Melon Vendor

 
 

By the roadsides in the morning or in the heat of the day, the melon vendors’ produce seems to suck in the sunlight and generate enormous amounts of coloristic energy. They are like oases in the desert, small places of shade and coolness, quiet and restful, and offering refreshing fruit. The concentration of yellow greens in the sun and blue green as the stacked melons retreat into the deep shade of a covered truck or tent are here contrasted against the gold tint of yet another melon, the cantaloupe. Blues and yellows against golds generate currents of radiant color energies. A single slash of red, exposing the flesh of the watermelon, almost the first stroke of color I put down, proved the most decisive. It remained unchanged throughout the painting process.

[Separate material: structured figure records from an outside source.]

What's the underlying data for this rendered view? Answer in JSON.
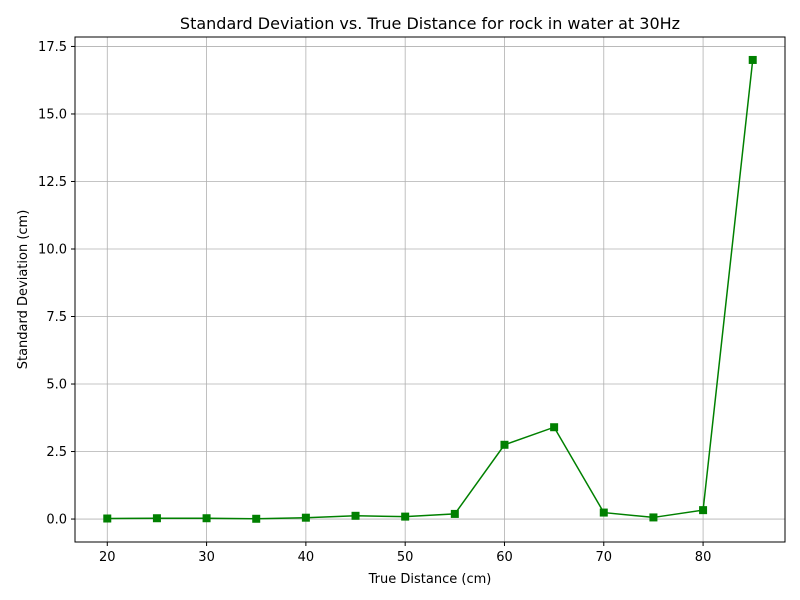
{
  "chart_data": {
    "type": "line",
    "title": "Standard Deviation vs. True Distance for rock in water at 30Hz",
    "xlabel": "True Distance (cm)",
    "ylabel": "Standard Deviation (cm)",
    "xlim": [
      16.75,
      88.25
    ],
    "ylim": [
      -0.85,
      17.85
    ],
    "xticks": [
      20,
      30,
      40,
      50,
      60,
      70,
      80
    ],
    "xtick_labels": [
      "20",
      "30",
      "40",
      "50",
      "60",
      "70",
      "80"
    ],
    "yticks": [
      0,
      2.5,
      5,
      7.5,
      10,
      12.5,
      15,
      17.5
    ],
    "ytick_labels": [
      "0.0",
      "2.5",
      "5.0",
      "7.5",
      "10.0",
      "12.5",
      "15.0",
      "17.5"
    ],
    "grid": true,
    "series": [
      {
        "color": "#008000",
        "marker": "square",
        "x": [
          20,
          25,
          30,
          35,
          40,
          45,
          50,
          55,
          60,
          65,
          70,
          75,
          80,
          85
        ],
        "y": [
          0.02,
          0.03,
          0.03,
          0.01,
          0.05,
          0.12,
          0.09,
          0.19,
          2.75,
          3.4,
          0.24,
          0.06,
          0.33,
          17.0
        ]
      }
    ]
  }
}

It is the simple, quiet humanity of the scene that attracts me. These tiny places suddenly appear and always with people sitting quietly, waiting in a spot of shade, like the Patriarch Abraham sitting in the door of his tent waiting for strangers. When my father (of blessed memory) was a boy, he would load up watermelons on a mule-drawn wagon in Seguin and go the fourteen miles to New Braunfels, a journey at that time of about three to four hours. He would set up by the train station and wait for the passenger trains to bring in his customers. He was not to return home until all were sold. His wage per day was a single penny. This would have been about 1908.